As I meditated on Atmananda's possible motives, I swatted mosquitos and picked at scabs of aging stings. I did not yet know that he had given Stelazine to at least one other inner circle follower.
I tried to remember how I had felt during the Stelazine experiment. I recalled feeling dizzy. I also recalled feeling at peace with myself. The conflict between my rational and mystical natures did not seem to matter. Nothing seemed to matter.
"You're doing fine, kid," Atmananda had told me each day. "Just go with the flow and enjoy the process."
Stunned by the memory, I held the husky in my arms. Nunatak was a wonderful traveling companion. Each day she tugged and leaped alongside the rig as if she were a full-grown sled dog. She licked the drying sweat and tears on my face.
I tried to understand why I had followed Atmananda-Dr.

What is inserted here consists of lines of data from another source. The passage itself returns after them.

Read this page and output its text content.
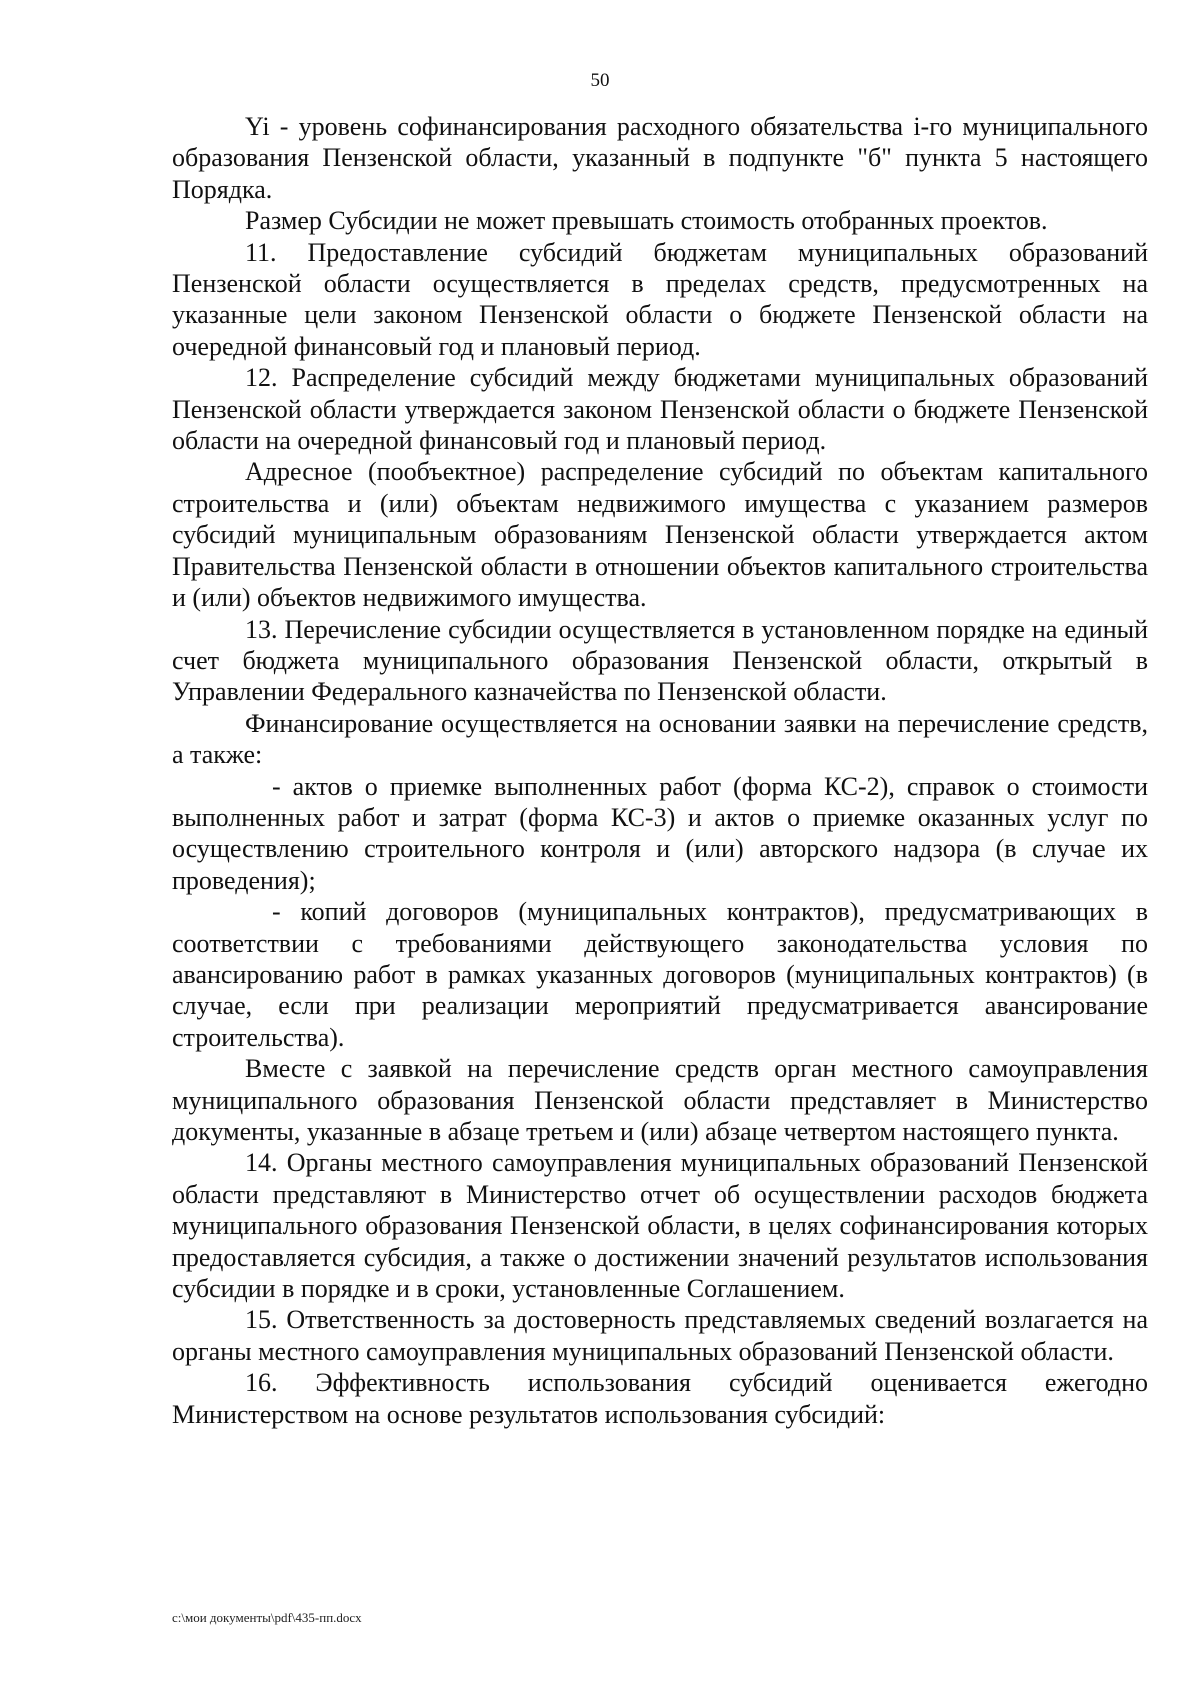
50

Yi - уровень софинансирования расходного обязательства i-го муниципального образования Пензенской области, указанный в подпункте "б" пункта 5 настоящего Порядка.

Размер Субсидии не может превышать стоимость отобранных проектов.

11. Предоставление субсидий бюджетам муниципальных образований Пензенской области осуществляется в пределах средств, предусмотренных на указанные цели законом Пензенской области о бюджете Пензенской области на очередной финансовый год и плановый период.

12. Распределение субсидий между бюджетами муниципальных образований Пензенской области утверждается законом Пензенской области о бюджете Пензенской области на очередной финансовый год и плановый период.

Адресное (пообъектное) распределение субсидий по объектам капитального строительства и (или) объектам недвижимого имущества с указанием размеров субсидий муниципальным образованиям Пензенской области утверждается актом Правительства Пензенской области в отношении объектов капитального строительства и (или) объектов недвижимого имущества.

13. Перечисление субсидии осуществляется в установленном порядке на единый счет бюджета муниципального образования Пензенской области, открытый в Управлении Федерального казначейства по Пензенской области.

Финансирование осуществляется на основании заявки на перечисление средств, а также:

- актов о приемке выполненных работ (форма КС-2), справок о стоимости выполненных работ и затрат (форма КС-3) и актов о приемке оказанных услуг по осуществлению строительного контроля и (или) авторского надзора (в случае их проведения);

- копий договоров (муниципальных контрактов), предусматривающих в соответствии с требованиями действующего законодательства условия по авансированию работ в рамках указанных договоров (муниципальных контрактов) (в случае, если при реализации мероприятий предусматривается авансирование строительства).

Вместе с заявкой на перечисление средств орган местного самоуправления муниципального образования Пензенской области представляет в Министерство документы, указанные в абзаце третьем и (или) абзаце четвертом настоящего пункта.

14. Органы местного самоуправления муниципальных образований Пензенской области представляют в Министерство отчет об осуществлении расходов бюджета муниципального образования Пензенской области, в целях софинансирования которых предоставляется субсидия, а также о достижении значений результатов использования субсидии в порядке и в сроки, установленные Соглашением.

15. Ответственность за достоверность представляемых сведений возлагается на органы местного самоуправления муниципальных образований Пензенской области.

16. Эффективность использования субсидий оценивается ежегодно Министерством на основе результатов использования субсидий:

c:\мои документы\pdf\435-пп.docx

Lenz's drug prescription. Perhaps the most compelling reason was because I was afraid not to. Since the coup, Atmananda had stepped up his effort to instill fear in his followers. He taught me, for instance, to fear the Negative Forces which he said were destroying the fabric of society. "Just read the papers," he would say. "You'll see what I'm talking about."
He taught me to fear what would happen if I left the Centre. "You know too much to leave. It's a greedy, materialistic world out there. Your soul would be miserable. Besides, the Forces would flatten you like a bug. You would lose thousands of lifetimes of evolution."
He taught me to fear, not just the Forces but people, particularly old friends and family. "It's best if you don't tell them what we do here. Believe me, they won't understand. They'll end up blocking your progress and sapping your power."
And he taught me to fear for my sanity. "You can no longer deal with the real world. You're lucky I don't drop you off at a mental institution."
Other reasons why I had felt compelled to take the Stelazine slowly dawned. I realized that Atmananda's senatorial countenance, his smooth, commanding voice, and his Ph.D. contributed to an aura of authority which I had found difficult to dispute. He had combined Western rhetoric, Eastern mysticism, and American pop culture to entice me; vague language, long pauses, and repetition to hold me spellbound; and fear, fasting, and sleep deprivation to break me down.
Had Atmananda's techniques ended there, I might have seen him as a control freak—and left. But each time he had broken me down, he built me up again with kindness and with words of inspiration. He spoke of saints, of beauty, and of the wisdom of the desert. He spoke of selflessness, quixotic quests, literature, and wonder. And he spoke of an unconditional love and of a multi-lifetime camaraderie.